Has the Ukrainian army turned out to be much better than imagined, or has the Russian army turned out to be a lot worse, or both? In Putin’s Wars, Mark Galeotti, a British scholar and journalist highly regarded by experts on Russian military matters, attributes the unexpected battlefield outcome to Russian weaknesses as well as Ukrainian strengths (greatly abetted by NATO weapons and American intelligence resources), but he lays out a persuasive, detailed case that Russia’s deficiencies are more severe and more deeply rooted than many Western officials and pundits had detected.
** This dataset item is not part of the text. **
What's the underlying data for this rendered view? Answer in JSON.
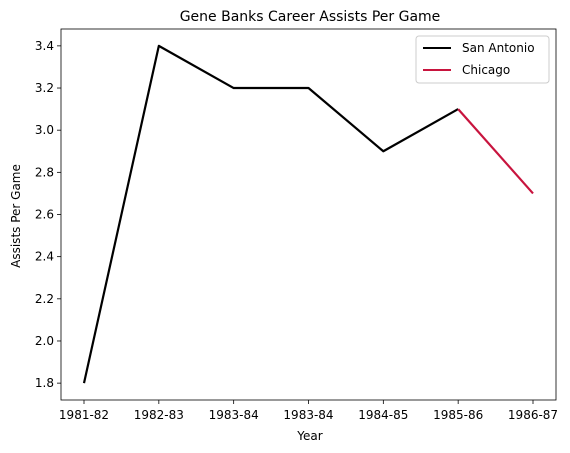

Galeotti notes that Moscow overloads its army with weapons but allots too little money and attention to the mundane stuff of logistics—spare parts, food, water, and the trucks to transport them—thus leaving supply lines vulnerable and making offensive operations unsustainable. Junior officers receive rote training, so they’re unprepared to take the initiative—a deliberate policy to keep them from rebelling against senior officers, though as a consequence, campaigns can plunge into chaos if they don’t go as planned. Combine all this with widespread hazing of enlisted men, ramshackle barracks, poor nutrition, and low pay, and it should have been foreseeable that while today’s Russian soldiers might be roused to defend the motherland, they’re lackluster at invading other countries.
Up to a week before the invasion, I was predicting that for all these reasons Putin would not go through with it. I thought he might send in troops to occupy Ukraine’s eastern Donbas region, a slice of which Russian Special Operations Forces and Moscow-backed separatist militias already controlled, but trying to conquer all of Ukraine—next to Russia itself, the largest country in the former Soviet Union, with a population of 40 million people—seemed a losing proposition. My military analysis, it turned out, was spot-on; I went wrong in overestimating Putin’s rationality.
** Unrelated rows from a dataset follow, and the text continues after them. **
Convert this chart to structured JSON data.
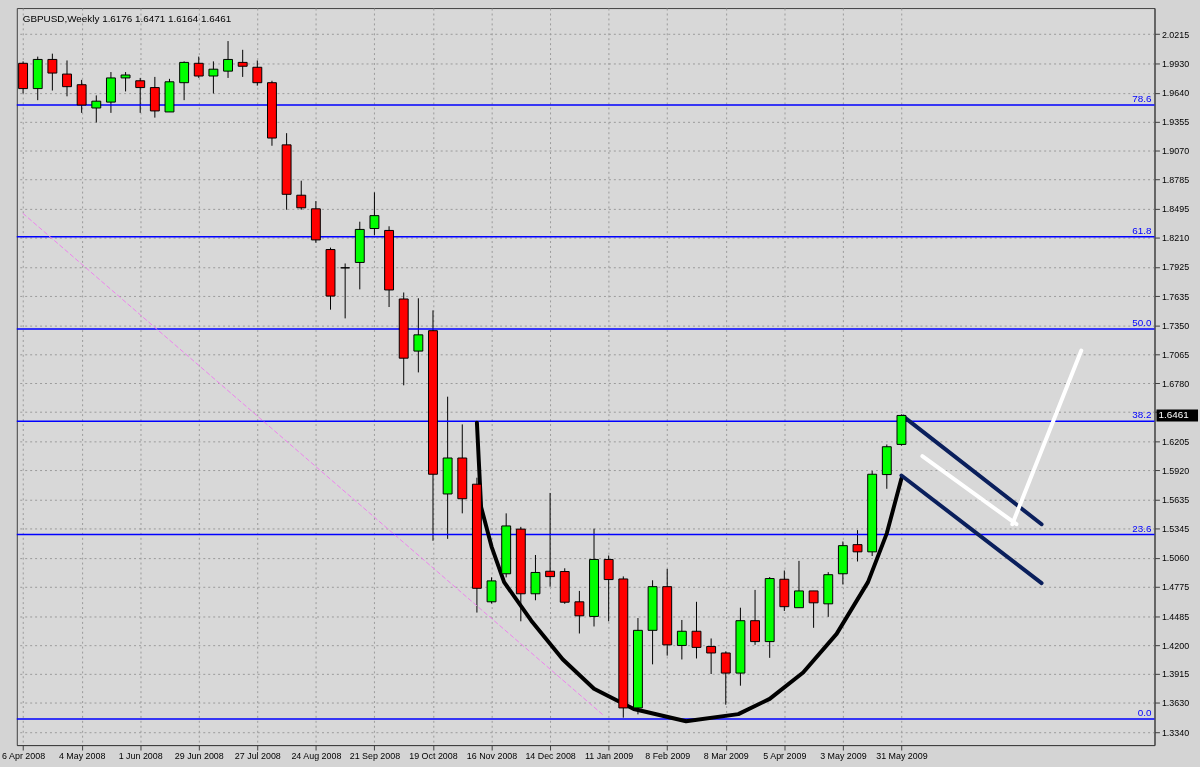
{
  "chart_data": {
    "type": "candlestick",
    "title": "GBPUSD,Weekly  1.6176 1.6471 1.6164 1.6461",
    "x": [
      "2008-04-06",
      "2008-04-13",
      "2008-04-20",
      "2008-04-27",
      "2008-05-04",
      "2008-05-11",
      "2008-05-18",
      "2008-05-25",
      "2008-06-01",
      "2008-06-08",
      "2008-06-15",
      "2008-06-22",
      "2008-06-29",
      "2008-07-06",
      "2008-07-13",
      "2008-07-20",
      "2008-07-27",
      "2008-08-03",
      "2008-08-10",
      "2008-08-17",
      "2008-08-24",
      "2008-08-31",
      "2008-09-07",
      "2008-09-14",
      "2008-09-21",
      "2008-09-28",
      "2008-10-05",
      "2008-10-12",
      "2008-10-19",
      "2008-10-26",
      "2008-11-02",
      "2008-11-09",
      "2008-11-16",
      "2008-11-23",
      "2008-11-30",
      "2008-12-07",
      "2008-12-14",
      "2008-12-21",
      "2008-12-28",
      "2009-01-04",
      "2009-01-11",
      "2009-01-18",
      "2009-01-25",
      "2009-02-01",
      "2009-02-08",
      "2009-02-15",
      "2009-02-22",
      "2009-03-01",
      "2009-03-08",
      "2009-03-15",
      "2009-03-22",
      "2009-03-29",
      "2009-04-05",
      "2009-04-12",
      "2009-04-19",
      "2009-04-26",
      "2009-05-03",
      "2009-05-10",
      "2009-05-17",
      "2009-05-24",
      "2009-05-31"
    ],
    "ohlc": [
      [
        1.9929,
        1.9948,
        1.9632,
        1.968
      ],
      [
        1.968,
        1.9995,
        1.9566,
        1.9967
      ],
      [
        1.9967,
        2.0024,
        1.9661,
        1.9833
      ],
      [
        1.9823,
        1.9957,
        1.9604,
        1.9699
      ],
      [
        1.9718,
        1.9766,
        1.9441,
        1.9518
      ],
      [
        1.9489,
        1.9613,
        1.9346,
        1.9556
      ],
      [
        1.9547,
        1.9843,
        1.9441,
        1.9785
      ],
      [
        1.9785,
        1.9843,
        1.9652,
        1.9814
      ],
      [
        1.9757,
        1.9785,
        1.9441,
        1.969
      ],
      [
        1.969,
        1.9795,
        1.9394,
        1.946
      ],
      [
        1.945,
        1.9776,
        1.945,
        1.9747
      ],
      [
        1.9738,
        1.9948,
        1.9566,
        1.9938
      ],
      [
        1.9929,
        1.9995,
        1.9785,
        1.9804
      ],
      [
        1.9804,
        1.9948,
        1.9632,
        1.9871
      ],
      [
        1.9852,
        2.0148,
        1.9785,
        1.9967
      ],
      [
        1.9938,
        2.0062,
        1.9795,
        1.99
      ],
      [
        1.989,
        1.9957,
        1.9709,
        1.9738
      ],
      [
        1.9738,
        1.9757,
        1.9117,
        1.9193
      ],
      [
        1.9126,
        1.9241,
        1.8487,
        1.8639
      ],
      [
        1.863,
        1.8773,
        1.8487,
        1.8506
      ],
      [
        1.8496,
        1.8572,
        1.8162,
        1.819
      ],
      [
        1.8095,
        1.8114,
        1.7503,
        1.7637
      ],
      [
        1.7915,
        1.7958,
        1.7417,
        1.7915
      ],
      [
        1.7968,
        1.8369,
        1.7703,
        1.8293
      ],
      [
        1.8302,
        1.8658,
        1.8235,
        1.8429
      ],
      [
        1.8283,
        1.8324,
        1.7529,
        1.7697
      ],
      [
        1.7608,
        1.7672,
        1.6758,
        1.7025
      ],
      [
        1.7095,
        1.7615,
        1.6885,
        1.7255
      ],
      [
        1.7296,
        1.7496,
        1.5227,
        1.5882
      ],
      [
        1.5688,
        1.6646,
        1.5246,
        1.6042
      ],
      [
        1.6042,
        1.6373,
        1.5497,
        1.5641
      ],
      [
        1.5784,
        1.5848,
        1.452,
        1.4759
      ],
      [
        1.4626,
        1.4867,
        1.4609,
        1.4832
      ],
      [
        1.4902,
        1.5497,
        1.4866,
        1.5373
      ],
      [
        1.5342,
        1.5364,
        1.4434,
        1.4705
      ],
      [
        1.4705,
        1.5087,
        1.4641,
        1.4915
      ],
      [
        1.4927,
        1.5698,
        1.4775,
        1.4874
      ],
      [
        1.4924,
        1.4956,
        1.4606,
        1.4622
      ],
      [
        1.4626,
        1.4733,
        1.4314,
        1.4488
      ],
      [
        1.4482,
        1.5347,
        1.4383,
        1.5043
      ],
      [
        1.5043,
        1.5082,
        1.4434,
        1.4845
      ],
      [
        1.4851,
        1.4876,
        1.3485,
        1.3581
      ],
      [
        1.3581,
        1.4466,
        1.3518,
        1.4345
      ],
      [
        1.4345,
        1.4838,
        1.401,
        1.4775
      ],
      [
        1.4775,
        1.495,
        1.4096,
        1.4202
      ],
      [
        1.4196,
        1.4447,
        1.4058,
        1.4336
      ],
      [
        1.4336,
        1.4626,
        1.4068,
        1.4177
      ],
      [
        1.4186,
        1.4265,
        1.3915,
        1.4122
      ],
      [
        1.4122,
        1.4138,
        1.3613,
        1.3924
      ],
      [
        1.3924,
        1.4568,
        1.38,
        1.444
      ],
      [
        1.444,
        1.4743,
        1.4202,
        1.4234
      ],
      [
        1.4234,
        1.487,
        1.4074,
        1.4855
      ],
      [
        1.4848,
        1.4934,
        1.4536,
        1.4578
      ],
      [
        1.4568,
        1.5029,
        1.4568,
        1.4733
      ],
      [
        1.4733,
        1.4733,
        1.437,
        1.4616
      ],
      [
        1.4606,
        1.4918,
        1.4478,
        1.4893
      ],
      [
        1.4902,
        1.522,
        1.4797,
        1.5179
      ],
      [
        1.5189,
        1.5332,
        1.5023,
        1.5118
      ],
      [
        1.5118,
        1.5915,
        1.5077,
        1.5882
      ],
      [
        1.5879,
        1.6175,
        1.5739,
        1.6153
      ],
      [
        1.6176,
        1.6471,
        1.6164,
        1.6461
      ]
    ],
    "colors": [
      "#ff0000",
      "#00ff00",
      "#ff0000",
      "#ff0000",
      "#ff0000",
      "#00ff00",
      "#00ff00",
      "#00ff00",
      "#ff0000",
      "#ff0000",
      "#00ff00",
      "#00ff00",
      "#ff0000",
      "#00ff00",
      "#00ff00",
      "#ff0000",
      "#ff0000",
      "#ff0000",
      "#ff0000",
      "#ff0000",
      "#ff0000",
      "#ff0000",
      "#000000",
      "#00ff00",
      "#00ff00",
      "#ff0000",
      "#ff0000",
      "#00ff00",
      "#ff0000",
      "#00ff00",
      "#ff0000",
      "#ff0000",
      "#00ff00",
      "#00ff00",
      "#ff0000",
      "#00ff00",
      "#ff0000",
      "#ff0000",
      "#ff0000",
      "#00ff00",
      "#ff0000",
      "#ff0000",
      "#00ff00",
      "#00ff00",
      "#ff0000",
      "#00ff00",
      "#ff0000",
      "#ff0000",
      "#ff0000",
      "#00ff00",
      "#ff0000",
      "#00ff00",
      "#ff0000",
      "#00ff00",
      "#ff0000",
      "#00ff00",
      "#00ff00",
      "#ff0000",
      "#00ff00",
      "#00ff00",
      "#00ff00"
    ],
    "series": [
      {
        "type": "line",
        "color": "#ee82ee",
        "line_style": "dashed",
        "x": [
          "2008-04-06",
          "2009-01-09"
        ],
        "values": [
          1.845,
          1.35
        ]
      },
      {
        "type": "line",
        "color": "#000000",
        "line_style": "solid",
        "x": [
          "2008-11-09",
          "2008-11-11",
          "2008-11-16",
          "2008-11-22",
          "2008-12-05",
          "2008-12-20",
          "2009-01-04",
          "2009-01-23",
          "2009-02-17",
          "2009-03-14",
          "2009-03-29",
          "2009-04-14",
          "2009-04-30",
          "2009-05-15",
          "2009-05-24",
          "2009-05-31"
        ],
        "values": [
          1.639,
          1.556,
          1.517,
          1.482,
          1.444,
          1.406,
          1.377,
          1.357,
          1.345,
          1.352,
          1.367,
          1.393,
          1.431,
          1.482,
          1.53,
          1.584
        ]
      },
      {
        "type": "line",
        "color": "#0a1f5c",
        "line_style": "solid",
        "x": [
          "2009-06-01",
          "2009-08-06"
        ],
        "values": [
          1.645,
          1.539
        ]
      },
      {
        "type": "line",
        "color": "#0a1f5c",
        "line_style": "solid",
        "x": [
          "2009-05-31",
          "2009-08-06"
        ],
        "values": [
          1.587,
          1.481
        ]
      },
      {
        "type": "line",
        "color": "#ffffff",
        "line_style": "solid",
        "x": [
          "2009-06-10",
          "2009-07-25"
        ],
        "values": [
          1.606,
          1.539
        ]
      },
      {
        "type": "line",
        "color": "#ffffff",
        "line_style": "solid",
        "x": [
          "2009-07-23",
          "2009-08-25"
        ],
        "values": [
          1.539,
          1.71
        ]
      }
    ],
    "ref_lines": [
      {
        "axis": "y",
        "value": 1.9518,
        "color": "#0000ff"
      },
      {
        "axis": "y",
        "value": 1.822,
        "color": "#0000ff"
      },
      {
        "axis": "y",
        "value": 1.7312,
        "color": "#0000ff"
      },
      {
        "axis": "y",
        "value": 1.6405,
        "color": "#0000ff"
      },
      {
        "axis": "y",
        "value": 1.5288,
        "color": "#0000ff"
      },
      {
        "axis": "y",
        "value": 1.3473,
        "color": "#0000ff"
      }
    ],
    "annotations": [
      "1.6461",
      {
        "text": "78.6",
        "x": "2009-09-29",
        "y": 1.9518
      },
      {
        "text": "61.8",
        "x": "2009-09-29",
        "y": 1.822
      },
      {
        "text": "50.0",
        "x": "2009-09-29",
        "y": 1.7312
      },
      {
        "text": "38.2",
        "x": "2009-09-29",
        "y": 1.6405
      },
      {
        "text": "23.6",
        "x": "2009-09-29",
        "y": 1.5288
      },
      {
        "text": "0.0",
        "x": "2009-09-29",
        "y": 1.3473
      }
    ],
    "xlim": [
      "2008-04-03",
      "2009-09-29"
    ],
    "xticks": [
      {
        "value": "2008-04-06",
        "label": "6 Apr 2008"
      },
      {
        "value": "2008-05-04",
        "label": "4 May 2008"
      },
      {
        "value": "2008-06-01",
        "label": "1 Jun 2008"
      },
      {
        "value": "2008-06-29",
        "label": "29 Jun 2008"
      },
      {
        "value": "2008-07-27",
        "label": "27 Jul 2008"
      },
      {
        "value": "2008-08-24",
        "label": "24 Aug 2008"
      },
      {
        "value": "2008-09-21",
        "label": "21 Sep 2008"
      },
      {
        "value": "2008-10-19",
        "label": "19 Oct 2008"
      },
      {
        "value": "2008-11-16",
        "label": "16 Nov 2008"
      },
      {
        "value": "2008-12-14",
        "label": "14 Dec 2008"
      },
      {
        "value": "2009-01-11",
        "label": "11 Jan 2009"
      },
      {
        "value": "2009-02-08",
        "label": "8 Feb 2009"
      },
      {
        "value": "2009-03-08",
        "label": "8 Mar 2009"
      },
      {
        "value": "2009-04-05",
        "label": "5 Apr 2009"
      },
      {
        "value": "2009-05-03",
        "label": "3 May 2009"
      },
      {
        "value": "2009-05-31",
        "label": "31 May 2009"
      }
    ],
    "ylim": [
      1.3215,
      2.0473
    ],
    "yticks": [
      2.0215,
      {
        "value": 1.993,
        "label": "1.9930"
      },
      {
        "value": 1.964,
        "label": "1.9640"
      },
      1.9355,
      {
        "value": 1.907,
        "label": "1.9070"
      },
      1.8785,
      1.8495,
      {
        "value": 1.821,
        "label": "1.8210"
      },
      1.7925,
      1.7635,
      {
        "value": 1.735,
        "label": "1.7350"
      },
      1.7065,
      {
        "value": 1.678,
        "label": "1.6780"
      },
      {
        "value": 1.6495,
        "label": null
      },
      1.6205,
      {
        "value": 1.592,
        "label": "1.5920"
      },
      1.5635,
      1.5345,
      {
        "value": 1.506,
        "label": "1.5060"
      },
      1.4775,
      1.4485,
      {
        "value": 1.42,
        "label": "1.4200"
      },
      1.3915,
      {
        "value": 1.363,
        "label": "1.3630"
      },
      {
        "value": 1.334,
        "label": "1.3340"
      }
    ],
    "grid": true
  }
}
Galeotti dissects the many ways that Putin miscalculated his military’s strength. When the Soviet Union imploded in 1991, so did its armed forces, as a result of which the new Russian state “initially had no army as such.” By the time Putin succeeded Boris Yeltsin in 2000, the military—still suffering from post–cold war torpor, like the country as a whole—was “scarcely functional.” Over the next decade and a half, through an enormous infusion of money (facilitated by higher oil prices) and spurts of creative reorganization, commanders (most of them recruited or promoted from outside the normal chain of succession) transformed it into a fighting force “capable of waging and winning a whole range of conflicts”—an impressive feat. But the range of wars that the Russian military waged and won was narrow. None of them involved the tactical complexities or fierce resistance that it met in Ukraine; and, even so, its victories were harder to pull off than they should have been.